What is the likely impact on the tech industry?

According to The Print, the revised FDI rules will slow down the pace of Chinese investments in India’s technology-driven businesses and will act as speed-breakers that halt the march of Chinese investments in India’s technology. Companies will now have to adhere to stricter compliance norms in order to invest in India.

While many have welcomed the changes in the FDI rules, some worry that the impact may not be favourable for businesses. According to Santosh Pai, partner and head of the China desk at Link Legal India Law Services, the immediate impact is the uncertainty surrounding ongoing transactions. “Chinese venture capital funds which have signed term sheets might not be able to complete transactions and remit their investments in a timely manner due to the uncertainty surrounding the newly introduced FDI approval process,” he says.

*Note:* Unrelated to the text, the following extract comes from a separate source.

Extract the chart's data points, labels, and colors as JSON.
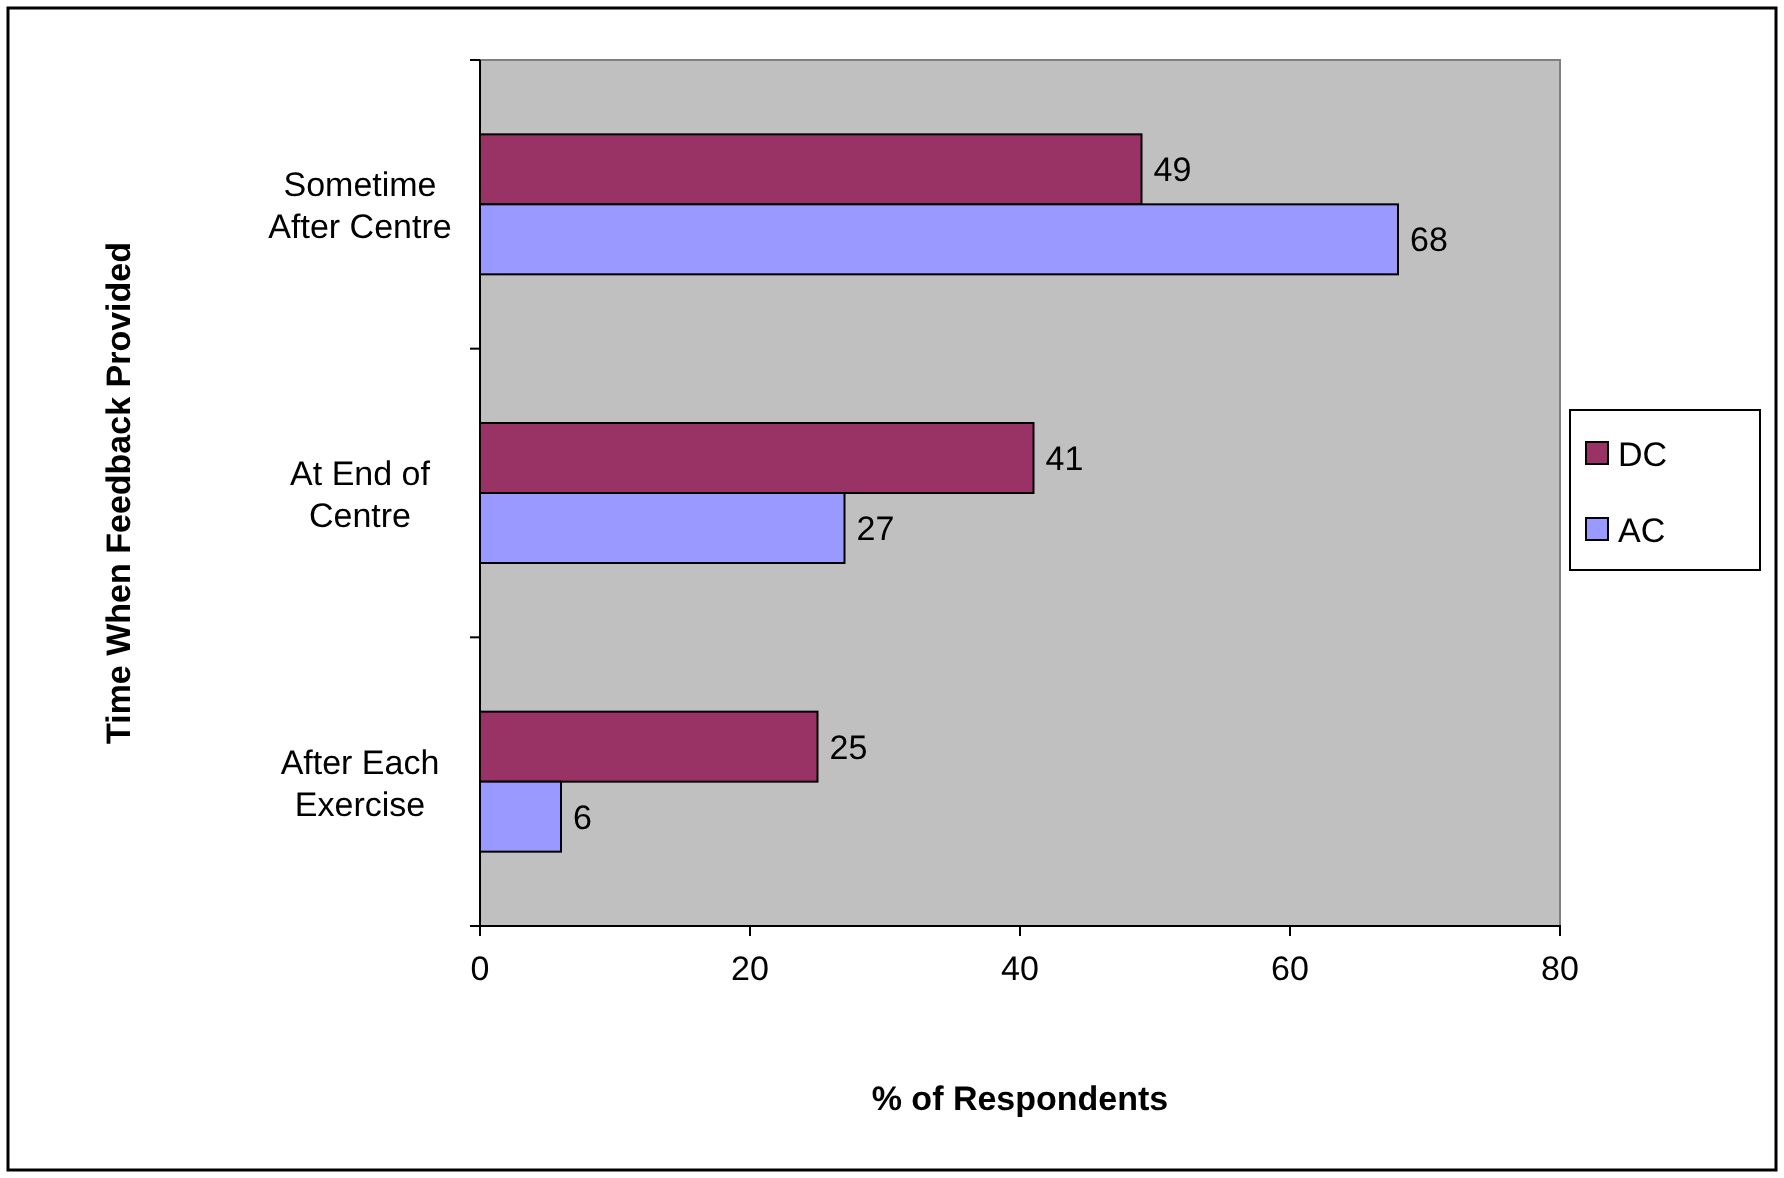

The amended rules may also slow down Indian start-ups, as the Financial Times reported that two-thirds of start-ups valued at more than $1 billion now have at least one Chinese venture capital firm as an investor.

What additional policy changes might be implemented?

While the Indian government has brought about these changes, it is unlikely there may be any further major policy changes in the immediate future. Pai says that a new equilibrium will emerge, which will indicate which venture capital investments are favourable and which are sensitive.

“Such clarity will help VC funds refine their India strategies. Structuring of funds will undergo a transformation to suit Indian regulatory preferences,” Pai says. “This might include some innovative financing models that are already popular in China such as the VIE structure that became hugely popular as a method to circumvent China’s FDI prohibition in the internet sector when Sina, Alibaba and others raised funds in the U.S.,” he notes.

Meanwhile, Indian startups are reportedly looking to fill the void left by Chinese apps, and certain Silicon Valley venture capital funds have even issued open pitch invitations to such founders.

“While this might solve the funding gap it remains to be seen whether such startups will be able to scale their business models and successfully pivot towards new trends without obtaining insights into the Chinese ecosystem,” Pai says.

How will India’s tech industry evolve as a result?

The implementation of the amended rules now implies that, for example, an American company can invest in India without placing its proposal before the government, but a Chinese company can’t do the same. Due to this, it may take a while before the tech industry in India is able to adapt to these new changes.

According to Pai, the growth of the Bharat model targeting the non-urban Indic language market, which was favoured by Chinese venture capital investors, might be stymied. It is also feared that valuations of Indian startups might dip because Chinese VC funds were known to be generous in their valuation methodology.

Although the situation may seem a little bleak at the moment, the new laws might actually open new doors for the Indian technology industry. As Pai says, “Not all of these are negatives as a course correction some-times injects maturity and eliminates bubbles in a fast-growing space.”